Ministers are due to report with their initial findings on vaccine passports today.  

But it is understood that no decision on the measure has yet been made regarding whether pubs will have to force drinkers to show Covid passports, with evidence still being assessed.  

One Tory MP – who asked not to be named – last week said on the potential for the Government to lose a vote on vaccine passports: ‘If Labour are not onside that puts it in a totally different position.’

Another Tory MP warned against rolling out domestic certificates as they said some people may be unable to have a jab and therefore the policy would result in an ‘unfair two-tier system’.

Ipsos Mori revealed that 62 per cent of Britons would back their introduction for people wanting to go for a pint or a meal with their family and 63 per cent want them to be used for people going to the gym.

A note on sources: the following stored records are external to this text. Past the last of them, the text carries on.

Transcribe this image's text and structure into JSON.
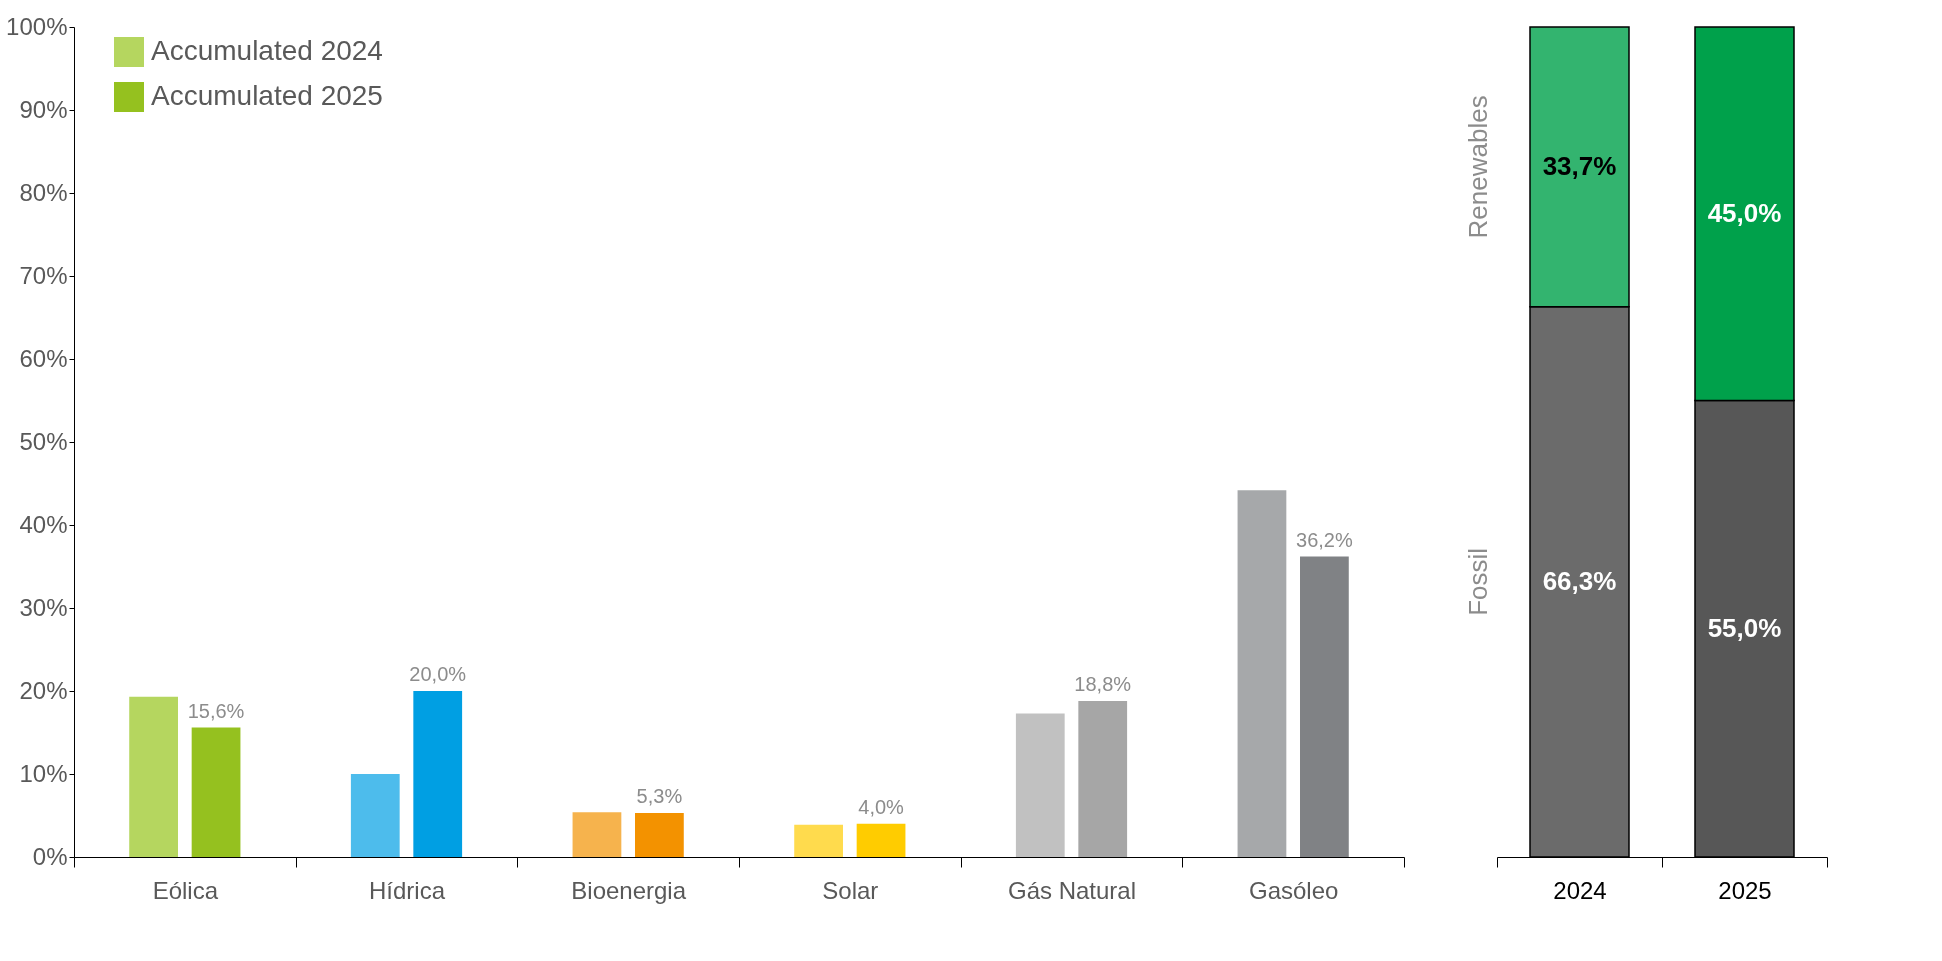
{
  "chart_data": [
    {
      "type": "bar",
      "categories": [
        "Eólica",
        "Hídrica",
        "Bioenergia",
        "Solar",
        "Gás Natural",
        "Gasóleo"
      ],
      "series": [
        {
          "name": "Accumulated 2024",
          "colors": [
            "#b5d65f",
            "#4dbcec",
            "#f6b34d",
            "#ffdb4d",
            "#c1c1c1",
            "#a6a8aa"
          ],
          "values": [
            19.3,
            10.0,
            5.4,
            3.9,
            17.3,
            44.2
          ]
        },
        {
          "name": "Accumulated 2025",
          "colors": [
            "#95c11f",
            "#009fe3",
            "#f39200",
            "#ffcc00",
            "#a6a6a6",
            "#808285"
          ],
          "values": [
            15.6,
            20.0,
            5.3,
            4.0,
            18.8,
            36.2
          ],
          "value_labels": [
            "15,6%",
            "20,0%",
            "5,3%",
            "4,0%",
            "18,8%",
            "36,2%"
          ]
        }
      ],
      "ylim": [
        0,
        100
      ],
      "yticks": [
        {
          "value": 0,
          "label": "0%"
        },
        {
          "value": 10,
          "label": "10%"
        },
        {
          "value": 20,
          "label": "20%"
        },
        {
          "value": 30,
          "label": "30%"
        },
        {
          "value": 40,
          "label": "40%"
        },
        {
          "value": 50,
          "label": "50%"
        },
        {
          "value": 60,
          "label": "60%"
        },
        {
          "value": 70,
          "label": "70%"
        },
        {
          "value": 80,
          "label": "80%"
        },
        {
          "value": 90,
          "label": "90%"
        },
        {
          "value": 100,
          "label": "100%"
        }
      ],
      "grid": false,
      "legend": "top left"
    },
    {
      "type": "bar",
      "stacked": true,
      "categories": [
        "2024",
        "2025"
      ],
      "series": [
        {
          "name": "Fossil",
          "colors": [
            "#6b6b6b",
            "#575757"
          ],
          "values": [
            66.3,
            55.0
          ],
          "value_labels": [
            "66,3%",
            "55,0%"
          ]
        },
        {
          "name": "Renewables",
          "colors": [
            "#33b46f",
            "#00a14b"
          ],
          "values": [
            33.7,
            45.0
          ],
          "value_labels": [
            "33,7%",
            "45,0%"
          ]
        }
      ],
      "tick_labels": "x"
    }
  ]
}
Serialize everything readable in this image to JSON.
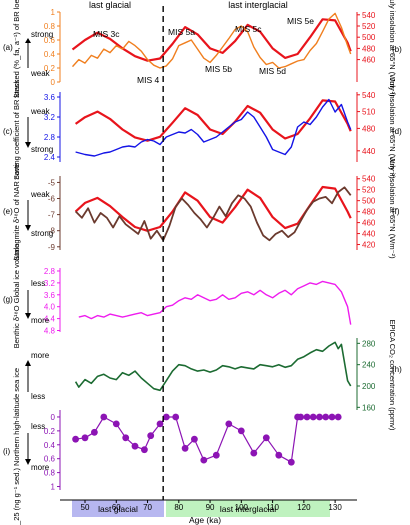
{
  "header": {
    "left": "last glacial",
    "right": "last interglacial"
  },
  "colors": {
    "insolation": "#e8141c",
    "stacked": "#f07f1f",
    "sorting": "#1414e6",
    "stalagmite": "#6b3a2e",
    "benthic": "#ee1cee",
    "epica": "#1c6b32",
    "ipso": "#8c14b4",
    "glacial_band": "#b7b7f0",
    "interglacial_band": "#bff2bf",
    "axis": "#000000"
  },
  "panels": {
    "a": {
      "tag": "(a)",
      "ylabel": "Stacked (%_fa, a⁻¹) of BR loess",
      "top": "strong",
      "bottom": "weak"
    },
    "b": {
      "tag": "(b)",
      "ylabel": "July insolation at 65°N (Wm⁻²)"
    },
    "c": {
      "tag": "(c)",
      "ylabel": "Sorting coefficient of BR loess",
      "top": "weak",
      "bottom": "strong"
    },
    "d": {
      "tag": "(d)",
      "ylabel": "July insolation at 65°N (Wm⁻²)"
    },
    "e": {
      "tag": "(e)",
      "ylabel": "Stalagmite δ¹⁸O of NAR cave",
      "top": "weak",
      "bottom": "strong"
    },
    "f": {
      "tag": "(f)",
      "ylabel": "July insolation at 65°N (Wm⁻²)"
    },
    "g": {
      "tag": "(g)",
      "ylabel": "Benthic δ¹⁸O Global ice volume",
      "top": "less",
      "bottom": "more"
    },
    "h": {
      "tag": "(h)",
      "ylabel": "EPICA CO₂ concentration (ppmv)",
      "top": "more",
      "bottom": "less"
    },
    "i": {
      "tag": "(i)",
      "ylabel": "IP_25 (ng g⁻¹ sed.) Northern high-latitude sea ice",
      "top": "less",
      "bottom": "more"
    }
  },
  "mis_labels": [
    "MIS 3c",
    "MIS 4",
    "MIS 5a",
    "MIS 5b",
    "MIS 5c",
    "MIS 5d",
    "MIS 5e"
  ],
  "bottom_bands": {
    "glacial": "last glacial",
    "interglacial": "last interglacial"
  },
  "chart_data": [
    {
      "type": "line",
      "name": "panel-a",
      "xlabel": "Age (ka)",
      "xlim": [
        42,
        137
      ],
      "ylim": [
        0,
        1
      ],
      "yticks": [
        0,
        0.2,
        0.4,
        0.6,
        0.8,
        1
      ],
      "y2lim": [
        420,
        545
      ],
      "y2ticks": [
        460,
        480,
        500,
        520,
        540
      ],
      "series": [
        {
          "axis": "left",
          "x": [
            46,
            48,
            50,
            52,
            54,
            56,
            58,
            60,
            62,
            64,
            66,
            68,
            70,
            72,
            74,
            76,
            78,
            80,
            82,
            84,
            86,
            88,
            90,
            92,
            94,
            96,
            98,
            100,
            102,
            104,
            106,
            108,
            110,
            112,
            114,
            116,
            118,
            120,
            122,
            124,
            126,
            128,
            130,
            132,
            134,
            135
          ],
          "y": [
            0.22,
            0.32,
            0.27,
            0.38,
            0.34,
            0.47,
            0.42,
            0.52,
            0.47,
            0.58,
            0.52,
            0.44,
            0.32,
            0.24,
            0.2,
            0.23,
            0.33,
            0.52,
            0.56,
            0.6,
            0.47,
            0.34,
            0.28,
            0.38,
            0.5,
            0.62,
            0.75,
            0.8,
            0.72,
            0.5,
            0.35,
            0.25,
            0.28,
            0.2,
            0.22,
            0.26,
            0.3,
            0.32,
            0.45,
            0.55,
            0.72,
            0.9,
            0.98,
            0.78,
            0.52,
            0.4
          ]
        },
        {
          "axis": "right",
          "x": [
            46,
            50,
            54,
            58,
            62,
            66,
            70,
            74,
            78,
            82,
            86,
            90,
            94,
            98,
            102,
            106,
            110,
            114,
            118,
            122,
            126,
            130,
            134,
            135
          ],
          "y": [
            478,
            495,
            508,
            497,
            480,
            466,
            458,
            462,
            488,
            518,
            505,
            480,
            472,
            493,
            522,
            510,
            480,
            463,
            470,
            500,
            532,
            530,
            490,
            475
          ]
        }
      ]
    },
    {
      "type": "line",
      "name": "panel-c",
      "xlim": [
        42,
        137
      ],
      "ylim": [
        2.3,
        3.7
      ],
      "yticks": [
        2.4,
        2.8,
        3.2,
        3.6
      ],
      "y2lim": [
        420,
        545
      ],
      "y2ticks": [
        440,
        480,
        510,
        540
      ],
      "series": [
        {
          "axis": "left",
          "x": [
            47,
            50,
            53,
            56,
            58,
            60,
            62,
            64,
            66,
            68,
            70,
            72,
            74,
            76,
            78,
            80,
            82,
            84,
            86,
            88,
            90,
            92,
            94,
            96,
            98,
            100,
            102,
            104,
            106,
            108,
            110,
            112,
            114,
            116,
            118,
            120,
            122,
            124,
            126,
            128,
            130,
            132,
            134,
            135
          ],
          "y": [
            2.5,
            2.45,
            2.42,
            2.48,
            2.5,
            2.55,
            2.6,
            2.62,
            2.6,
            2.7,
            2.75,
            2.72,
            2.65,
            2.8,
            2.85,
            2.9,
            2.88,
            2.95,
            2.85,
            2.7,
            2.75,
            2.8,
            2.9,
            3.0,
            3.1,
            3.15,
            3.3,
            3.2,
            3.0,
            2.8,
            2.55,
            2.5,
            2.45,
            2.6,
            3.0,
            3.1,
            3.05,
            3.2,
            3.4,
            3.55,
            3.3,
            3.45,
            3.1,
            2.95
          ]
        },
        {
          "axis": "right",
          "x": [
            47,
            50,
            54,
            58,
            62,
            66,
            70,
            74,
            78,
            82,
            86,
            90,
            94,
            98,
            102,
            106,
            110,
            114,
            118,
            122,
            126,
            130,
            134,
            135
          ],
          "y": [
            488,
            500,
            510,
            497,
            478,
            464,
            458,
            465,
            490,
            516,
            504,
            478,
            470,
            492,
            520,
            508,
            478,
            462,
            470,
            498,
            530,
            528,
            488,
            475
          ]
        }
      ]
    },
    {
      "type": "line",
      "name": "panel-e",
      "xlim": [
        42,
        137
      ],
      "ylim": [
        -9.2,
        -4.6
      ],
      "yticks": [
        -9,
        -8,
        -7,
        -6,
        -5
      ],
      "y2lim": [
        410,
        545
      ],
      "y2ticks": [
        420,
        440,
        460,
        480,
        500,
        520,
        540
      ],
      "series": [
        {
          "axis": "left",
          "x": [
            47,
            49,
            51,
            53,
            55,
            57,
            59,
            61,
            63,
            65,
            67,
            69,
            71,
            73,
            75,
            77,
            79,
            81,
            83,
            85,
            87,
            89,
            91,
            93,
            95,
            97,
            99,
            101,
            103,
            105,
            107,
            109,
            111,
            113,
            115,
            117,
            119,
            121,
            123,
            125,
            127,
            129,
            131,
            133,
            135
          ],
          "y": [
            -6.8,
            -7.2,
            -6.6,
            -7.5,
            -6.9,
            -7.2,
            -7.8,
            -7.1,
            -7.6,
            -7.9,
            -8.2,
            -7.4,
            -8.5,
            -8.0,
            -8.6,
            -7.7,
            -6.5,
            -6.0,
            -6.4,
            -6.9,
            -7.3,
            -7.8,
            -7.2,
            -6.5,
            -7.1,
            -6.3,
            -5.8,
            -6.0,
            -6.5,
            -7.5,
            -8.3,
            -8.6,
            -8.2,
            -8.0,
            -8.4,
            -8.1,
            -7.4,
            -6.7,
            -6.2,
            -6.0,
            -5.9,
            -6.3,
            -5.6,
            -5.3,
            -5.8
          ]
        },
        {
          "axis": "right",
          "x": [
            47,
            50,
            54,
            58,
            62,
            66,
            70,
            74,
            78,
            82,
            86,
            90,
            94,
            98,
            102,
            106,
            110,
            114,
            118,
            122,
            126,
            130,
            134,
            135
          ],
          "y": [
            480,
            496,
            505,
            490,
            470,
            452,
            445,
            452,
            480,
            515,
            500,
            470,
            460,
            488,
            520,
            505,
            470,
            450,
            458,
            492,
            525,
            522,
            480,
            468
          ]
        }
      ]
    },
    {
      "type": "line",
      "name": "panel-g",
      "xlim": [
        42,
        137
      ],
      "ylim": [
        4.85,
        2.7
      ],
      "yticks": [
        2.8,
        3.2,
        3.6,
        4.0,
        4.4,
        4.8
      ],
      "series": [
        {
          "x": [
            48,
            50,
            52,
            54,
            56,
            58,
            60,
            62,
            64,
            66,
            68,
            70,
            72,
            74,
            76,
            78,
            80,
            82,
            84,
            86,
            88,
            90,
            92,
            94,
            96,
            98,
            100,
            102,
            104,
            106,
            108,
            110,
            112,
            114,
            116,
            118,
            120,
            122,
            124,
            126,
            128,
            130,
            132,
            134,
            135
          ],
          "y": [
            4.35,
            4.3,
            4.4,
            4.3,
            4.35,
            4.25,
            4.3,
            4.35,
            4.3,
            4.25,
            4.2,
            4.3,
            4.25,
            4.2,
            4.0,
            3.95,
            3.8,
            3.7,
            3.75,
            3.6,
            3.7,
            3.8,
            3.75,
            3.6,
            3.75,
            3.7,
            3.55,
            3.5,
            3.6,
            3.45,
            3.6,
            3.7,
            3.55,
            3.45,
            3.6,
            3.4,
            3.3,
            3.2,
            3.25,
            3.15,
            3.2,
            3.25,
            3.5,
            4.0,
            4.6
          ]
        }
      ]
    },
    {
      "type": "line",
      "name": "panel-h",
      "xlim": [
        42,
        137
      ],
      "ylim": [
        155,
        290
      ],
      "yticks": [
        160,
        200,
        240,
        280
      ],
      "series": [
        {
          "x": [
            47,
            48,
            50,
            52,
            54,
            56,
            58,
            60,
            62,
            64,
            66,
            68,
            70,
            72,
            74,
            76,
            78,
            80,
            82,
            84,
            86,
            88,
            90,
            92,
            94,
            96,
            98,
            100,
            102,
            104,
            106,
            108,
            110,
            112,
            114,
            116,
            118,
            120,
            122,
            124,
            126,
            128,
            130,
            131,
            132,
            134,
            135
          ],
          "y": [
            208,
            198,
            212,
            205,
            218,
            222,
            215,
            212,
            225,
            220,
            228,
            215,
            205,
            195,
            192,
            210,
            228,
            240,
            238,
            232,
            228,
            230,
            226,
            230,
            238,
            236,
            232,
            236,
            234,
            232,
            240,
            238,
            236,
            240,
            235,
            238,
            250,
            255,
            262,
            268,
            265,
            275,
            282,
            270,
            278,
            210,
            200
          ]
        }
      ]
    },
    {
      "type": "scatter",
      "name": "panel-i",
      "xlim": [
        42,
        137
      ],
      "ylim": [
        1.05,
        -0.1
      ],
      "yticks": [
        0,
        0.2,
        0.4,
        0.6,
        0.8,
        1.0
      ],
      "series": [
        {
          "x": [
            47,
            50,
            53,
            56,
            60,
            63,
            66,
            69,
            71,
            74,
            76,
            79,
            82,
            85,
            88,
            92,
            96,
            100,
            104,
            108,
            112,
            116,
            118,
            119,
            121,
            123,
            125,
            127,
            129,
            131
          ],
          "y": [
            0.32,
            0.3,
            0.22,
            0.0,
            0.1,
            0.3,
            0.42,
            0.47,
            0.27,
            0.1,
            0.0,
            0.0,
            0.45,
            0.32,
            0.62,
            0.55,
            0.1,
            0.2,
            0.52,
            0.3,
            0.55,
            0.65,
            0.0,
            0.0,
            0.0,
            0.0,
            0.0,
            0.0,
            0.0,
            0.0
          ]
        }
      ]
    }
  ]
}
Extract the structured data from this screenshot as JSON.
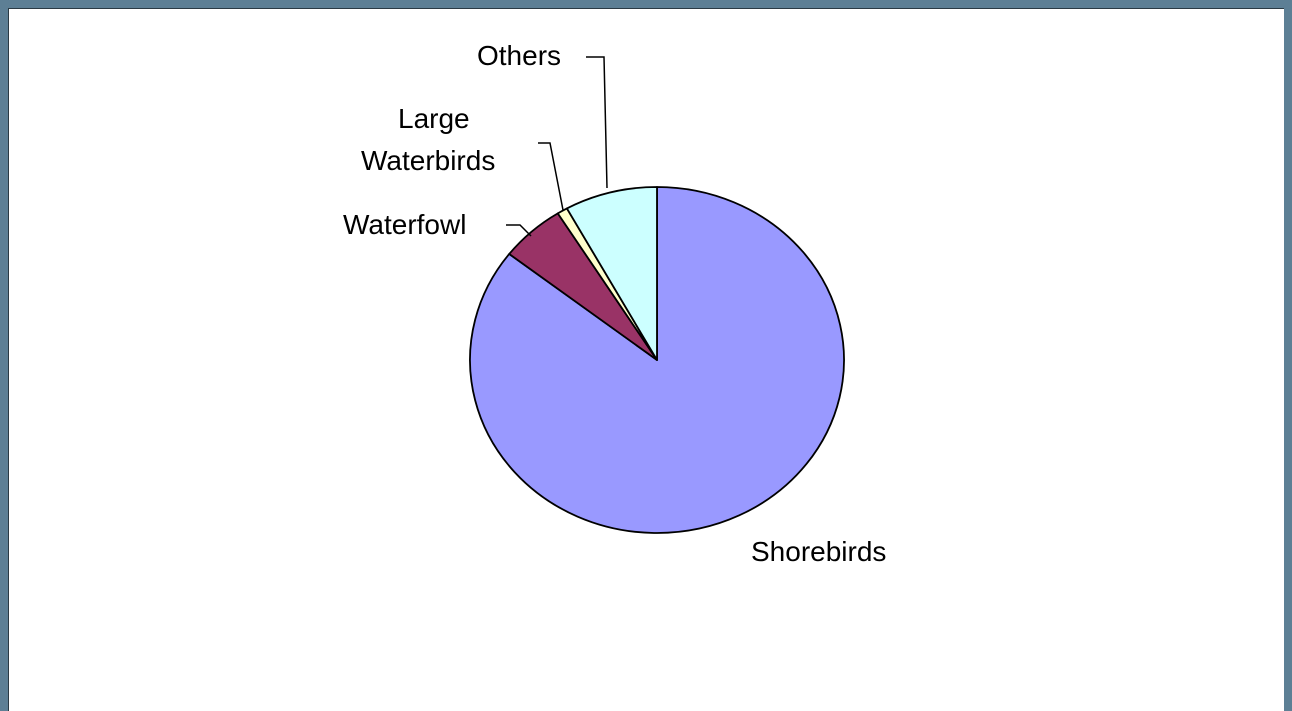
{
  "chart_data": {
    "type": "pie",
    "categories": [
      "Shorebirds",
      "Waterfowl",
      "Large Waterbirds",
      "Others"
    ],
    "values": [
      85.5,
      5.6,
      0.9,
      8.0
    ],
    "colors": [
      "#9999ff",
      "#993366",
      "#ffffcc",
      "#ccffff"
    ],
    "labels": {
      "shorebirds": "Shorebirds",
      "waterfowl": "Waterfowl",
      "large_waterbirds_line1": "Large",
      "large_waterbirds_line2": "Waterbirds",
      "others": "Others"
    },
    "start_angle": "12 o'clock",
    "direction": "clockwise",
    "legend": "none"
  }
}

Almost eight in 10 people (78 per cent) polled supported people having to show proof of a coronavirus vaccine to travel abroad or visit people in care homes.

And there was strong backing for them to be required to work as a frontline NHS medic or in a care home (79 per cent) as well as in schools (69 per cent). 

But Tory civil liberties campaigner and former minister David Davis blasted the idea.

He said he agreed with Sir Keir that they were ‘un-British’, telling LBC radio: ‘We wouldn’t do this for flu, flu can kill up to 25,000 people a year. 

‘Vaccines will reduce this illness to killing a lot less than that every year, then we will have to accommodate it, but not by giving up our basic freedoms.’ 

Yesterday’s Covid data showed a further ten people died after testing positive in a 47 per cent drop on last Sunday – but Wales and Northern Ireland’s data is not included due to Easter delays.

Sunday marked the second day in a row that just ten deaths had been recorded. 

The Government’s official data also revealed a further 2,297 people tested positive for coronavirus yesterday, a 40.5 per cent drop on that day last week.  

But cases and deaths figures over Easter were affected by incomplete data and a longer-than-usual lag in reporting.

Northern Ireland and Wales did not report any deaths or cases because of the delays.

As Britain saw its first weekend since lockdown rules were relaxed to allow outdoor mixing in groups of six, the country’s vaccine total triumphantly hit 36,904,755 on Saturday.

A further 97,328 people were given their first dose, while 176,240 were given their second.

April is expected to the be a month of second doses because millions are due their second jab as the 12 week deadline approaches.